A new survey in the U.K. sets in stark relief the toll the pandemic is taking on mothers: Women with kids are 45 – 47 % more likely than men with children to have forever  lost or quit their jobs since February. They are 14% more likely to have been furloughed.

The load on mothers expands beyond job losses and decreased hours. Mothers are shouldering the bulk of the time devotion of new duties related to childcare and housework. They’re obligating 10.3 hours every day to looking after the kids—2.3 hours more than fathers. Fathers are passing more time on such activities generally—double the hours they passed on childcare in 2014-2015, in fact—yet men matched women’s household output only in families where the mother had kept her job and the father had lost his. 

Opportunity gaps:

 Before lockdown, mothers did around 60% of the unbroken work hours of fathers,” according to the study of 3,600 families with two opposite-sex parents by Institute for Fiscal Studies and the UCL Institute of Education.

The study also points to shades of parents’ new at-home existence that are easily missed. It let out, for occurrence, a sort of child-interruption gap: Moms are far more likely than dads to be interrupted during their paid working hours. Nearly half—47%—of mothers’ working hours are bust between professional duties and other activities like childcare. That figure is 30% for fathers.

Those kid cameos on Zoom are sweet, but the study warns that moms’ multitasking is a risk when “concentrated work time is important for performance.”

These statistics may not come as a surprise to parents currently homeschooling while working—or in worse situations, homeschooling while looking for a job—but they underscore how vital childcare is as nations emerge from shutdowns and economies look to recover. There will be no “normal” without reopened daycare centers and schools.  

Both children and adults alike prosper on routines so it is important to set out some kind of structure for the day.

“Just make sure you are adding plenty of free play and reading time. If you have a garden, make sure you take advantage of that and pass at least one hour there a day,” Urban says. “Remember we need to be isolated from other people, but gradually being outdoors is very advantageous.”

Louise Pentland, a TV presenter, best-selling author and parenting vlogger, adds that while she and her two children – eight-year-old Darcy and two-year-old Pearl – love having a routine, it is so important to be practical about how much you can achieve in a day, specifically when it comes to your child’s education.

For thousands of parents who have been asked to work remotely, this means extra challenges when trying to balance the demands of work life and home life while coronavirus remains a concern. 

Risks of the kid-interruption gap:

Under lockdown that could mean sneaking in an online yoga class with your child, finding time to play catch or giving children a couple of extra hugs throughout the day. “Working adults with children have been gifted a rare opportunity to take a break and experience recess and playtime d it too will pass,” says Haiis.

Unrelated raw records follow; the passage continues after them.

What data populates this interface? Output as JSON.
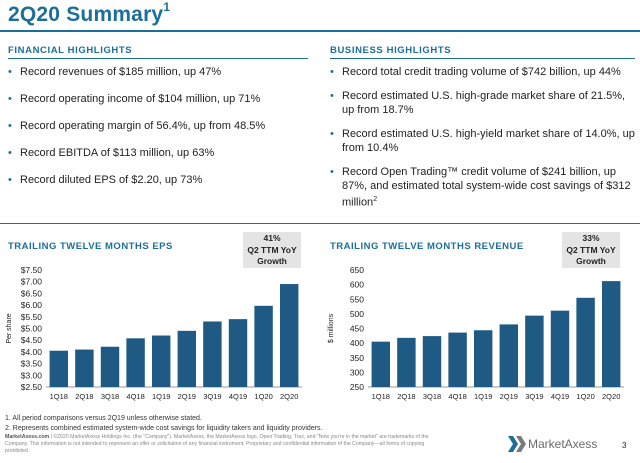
{
  "title": "2Q20 Summary",
  "title_sup": "1",
  "financial": {
    "heading": "FINANCIAL HIGHLIGHTS",
    "items": [
      "Record revenues of $185 million, up 47%",
      "Record operating income of $104 million, up 71%",
      "Record operating margin of 56.4%, up from 48.5%",
      "Record EBITDA of $113 million, up 63%",
      "Record diluted EPS of $2.20, up 73%"
    ]
  },
  "business": {
    "heading": "BUSINESS HIGHLIGHTS",
    "items": [
      "Record total credit trading volume of $742 billion, up 44%",
      "Record estimated U.S. high-grade market share of 21.5%, up from 18.7%",
      "Record estimated U.S. high-yield market share of 14.0%, up from 10.4%",
      "Record Open Trading™ credit volume of $241 billion, up 87%, and estimated total system-wide cost savings of $312 million"
    ],
    "last_item_sup": "2"
  },
  "eps_chart": {
    "heading": "TRAILING TWELVE MONTHS EPS",
    "badge": [
      "41%",
      "Q2 TTM YoY",
      "Growth"
    ]
  },
  "rev_chart": {
    "heading": "TRAILING TWELVE MONTHS REVENUE",
    "badge": [
      "33%",
      "Q2 TTM YoY",
      "Growth"
    ]
  },
  "chart_data": [
    {
      "type": "bar",
      "categories": [
        "1Q18",
        "2Q18",
        "3Q18",
        "4Q18",
        "1Q19",
        "2Q19",
        "3Q19",
        "4Q19",
        "1Q20",
        "2Q20"
      ],
      "values": [
        4.05,
        4.1,
        4.22,
        4.58,
        4.7,
        4.9,
        5.3,
        5.4,
        5.97,
        6.9
      ],
      "ylabel": "Per share",
      "ylim": [
        2.5,
        7.5
      ],
      "yticks": [
        "$2.50",
        "$3.00",
        "$3.50",
        "$4.00",
        "$4.50",
        "$5.00",
        "$5.50",
        "$6.00",
        "$6.50",
        "$7.00",
        "$7.50"
      ],
      "color": "#1f5a84"
    },
    {
      "type": "bar",
      "categories": [
        "1Q18",
        "2Q18",
        "3Q18",
        "4Q18",
        "1Q19",
        "2Q19",
        "3Q19",
        "4Q19",
        "1Q20",
        "2Q20"
      ],
      "values": [
        405,
        418,
        424,
        436,
        444,
        464,
        494,
        511,
        555,
        612
      ],
      "ylabel": "$ millions",
      "ylim": [
        250,
        650
      ],
      "yticks": [
        "250",
        "300",
        "350",
        "400",
        "450",
        "500",
        "550",
        "600",
        "650"
      ],
      "color": "#1f5a84"
    }
  ],
  "footnotes": [
    "1. All period comparisons versus 2Q19 unless otherwise stated.",
    "2. Represents combined estimated system-wide cost savings for liquidity takers and liquidity providers."
  ],
  "legal": {
    "brand": "MarketAxess.com",
    "text": " | ©2020 MarketAxess Holdings Inc. (the \"Company\"). MarketAxess, the MarketAxess logo, Open Trading, Trax, and \"Now you're in the market\" are trademarks of the Company. This information is not intended to represent an offer or solicitation of any financial instrument. Proprietary and confidential information of the Company—all forms of copying prohibited."
  },
  "logo_text": "MarketAxess",
  "page_number": "3"
}
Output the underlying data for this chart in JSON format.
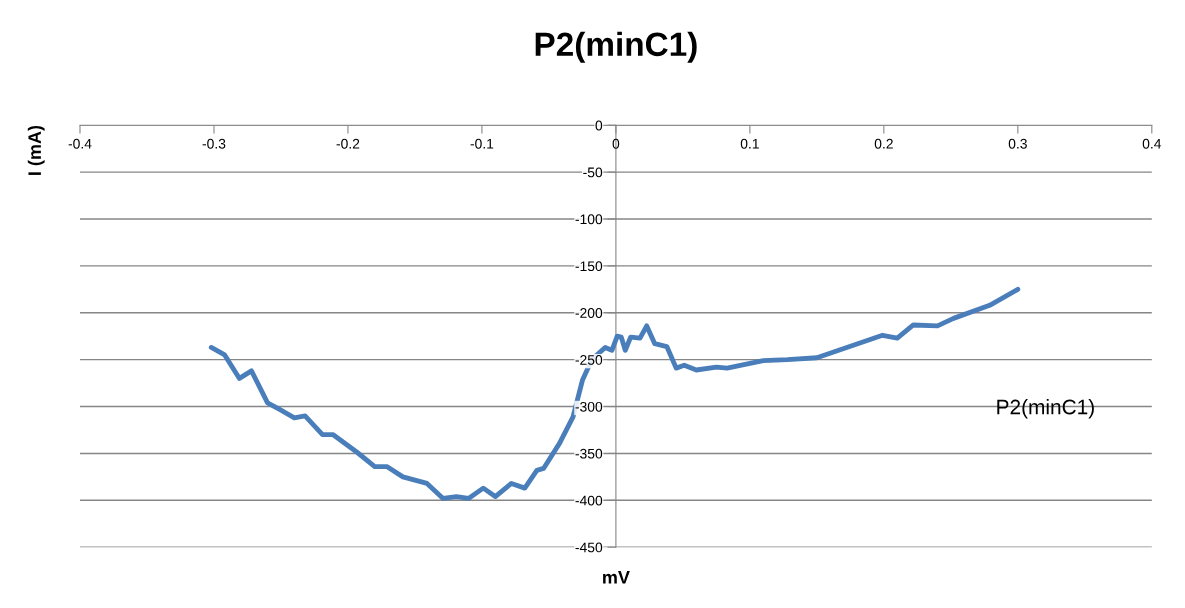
{
  "chart_data": {
    "type": "line",
    "title": "P2(minC1)",
    "xlabel": "mV",
    "ylabel": "I (mA)",
    "xlim": [
      -0.4,
      0.4
    ],
    "xticks": [
      -0.4,
      -0.3,
      -0.2,
      -0.1,
      0,
      0.1,
      0.2,
      0.3,
      0.4
    ],
    "ylim": [
      -450,
      0
    ],
    "yticks": [
      -450,
      -400,
      -350,
      -300,
      -250,
      -200,
      -150,
      -100,
      -50,
      0
    ],
    "grid": "y",
    "legend": false,
    "marker": "none",
    "line_style": "solid",
    "series": [
      {
        "name": "P2(minC1)",
        "color": "#4a7ebb",
        "x": [
          -0.302,
          -0.292,
          -0.281,
          -0.272,
          -0.26,
          -0.251,
          -0.24,
          -0.232,
          -0.219,
          -0.211,
          -0.193,
          -0.18,
          -0.171,
          -0.159,
          -0.141,
          -0.129,
          -0.119,
          -0.11,
          -0.099,
          -0.09,
          -0.078,
          -0.068,
          -0.059,
          -0.054,
          -0.042,
          -0.032,
          -0.025,
          -0.018,
          -0.008,
          -0.003,
          0.001,
          0.004,
          0.007,
          0.011,
          0.018,
          0.023,
          0.029,
          0.038,
          0.045,
          0.051,
          0.06,
          0.075,
          0.083,
          0.11,
          0.128,
          0.15,
          0.199,
          0.21,
          0.222,
          0.24,
          0.252,
          0.279,
          0.3
        ],
        "values": [
          -237,
          -245,
          -270,
          -262,
          -296,
          -303,
          -312,
          -310,
          -330,
          -330,
          -349,
          -364,
          -364,
          -375,
          -382,
          -398,
          -396,
          -398,
          -387,
          -396,
          -382,
          -387,
          -368,
          -366,
          -339,
          -311,
          -272,
          -250,
          -237,
          -240,
          -225,
          -226,
          -240,
          -226,
          -227,
          -214,
          -233,
          -236,
          -259,
          -256,
          -261,
          -258,
          -259,
          -251,
          -250,
          -248,
          -224,
          -227,
          -213,
          -214,
          -206,
          -192,
          -175
        ]
      }
    ]
  }
}
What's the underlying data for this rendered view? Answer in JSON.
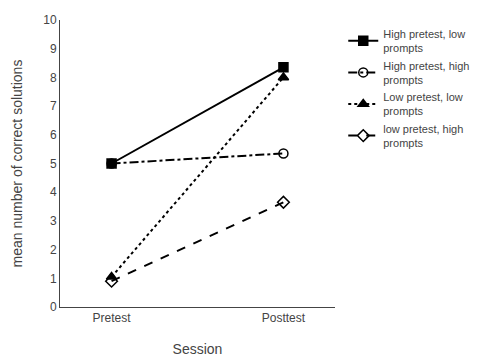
{
  "chart_data": {
    "type": "line",
    "categories": [
      "Pretest",
      "Posttest"
    ],
    "series": [
      {
        "name": "High pretest, low\nprompts",
        "color": "black",
        "marker": "square",
        "line_style": "solid",
        "values": [
          5.0,
          8.35
        ]
      },
      {
        "name": "High pretest, high\nprompts",
        "color": "black",
        "marker": "circle-open",
        "line_style": "dashdot",
        "values": [
          5.0,
          5.35
        ]
      },
      {
        "name": "Low pretest, low\nprompts",
        "color": "black",
        "marker": "triangle-up",
        "line_style": "dot",
        "values": [
          1.05,
          8.0
        ]
      },
      {
        "name": "low pretest, high\nprompts",
        "color": "black",
        "marker": "diamond-open",
        "line_style": "dash",
        "values": [
          0.9,
          3.65
        ]
      }
    ],
    "xlabel": "Session",
    "ylabel": "mean number of correct solutions",
    "ylim": [
      0,
      10
    ],
    "yticks": [
      0,
      1,
      2,
      3,
      4,
      5,
      6,
      7,
      8,
      9,
      10
    ],
    "grid": false,
    "legend": "right"
  }
}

Avoid judging others or yourself – on what you can get done each day. People at all levels of a company are adjusting to a new normal, including your boss. And while Sir Isaac Newton’s quarantine during the plague was undoubtedly more productive than yours, don’t give up just because you haven’t discovered your own version of the theory of gravity.

Just tucking your cranky colleagues into bed each night is an accomplishment. And it should feel like it.

 I conducted an interview from inside the bathtub with two locked doors between myself and a screaming two-year-old who decided naps were, in fact, optional. I’ve perfected my poker face in video calls while my youngest silently writhes on the ground outside my home office, holds up signs demanding more snacks or sometimes just glares at me with more disrespect than she should in any way be proficient of.

It’s very tough when your kids are around you during working from home. It’s also probably the only reason I’m still in journalism. If you haven’t worked from home while parenting yet, or daily, you’re about to find out why.

As schools close, people get serious about social distancing and workplaces mandate going remote, the coronavirus presents us with yet another twist — doing all the things at the same time. Bonus twist — this will crash people with kids separately depending on the age of those kids.

It’s like a snow day, but for a pandemic:

I’ve collected tips from parents who shared their points about working from home with kids. The supposition here is you won’t be out reporting, photographing, recording or in a studio or newsroom. And since my 12- and 9-year-olds will handle this very differently than babies or teens, I’ve also divided this into different age groups, and consulted some of the subjects themselves.

Two more things: If you’re dealing with worry about the coronavirus, your kids as likely as not are, too.

Also, one place to put that worry is into figuring out how kids in your community are going to be getting food they rely on their schools for if those schools close down. What’s your district planning?  The PTA?  Area churches?  Food banks? A few calls might bring answers that help you help out.

This list is certainly not exhaustive, so send your tips and I’ll try to include them. And one thing is that works for all ages

(toddlers, younger and teen ager) but those sweet babies: Give your kids age-appropriate jobs. They can earn a salary while they’re home (I give out stars, which, when accumulated, can be traded in for things like late bedtimes, screen time, Robux or gummy Coke bottles.)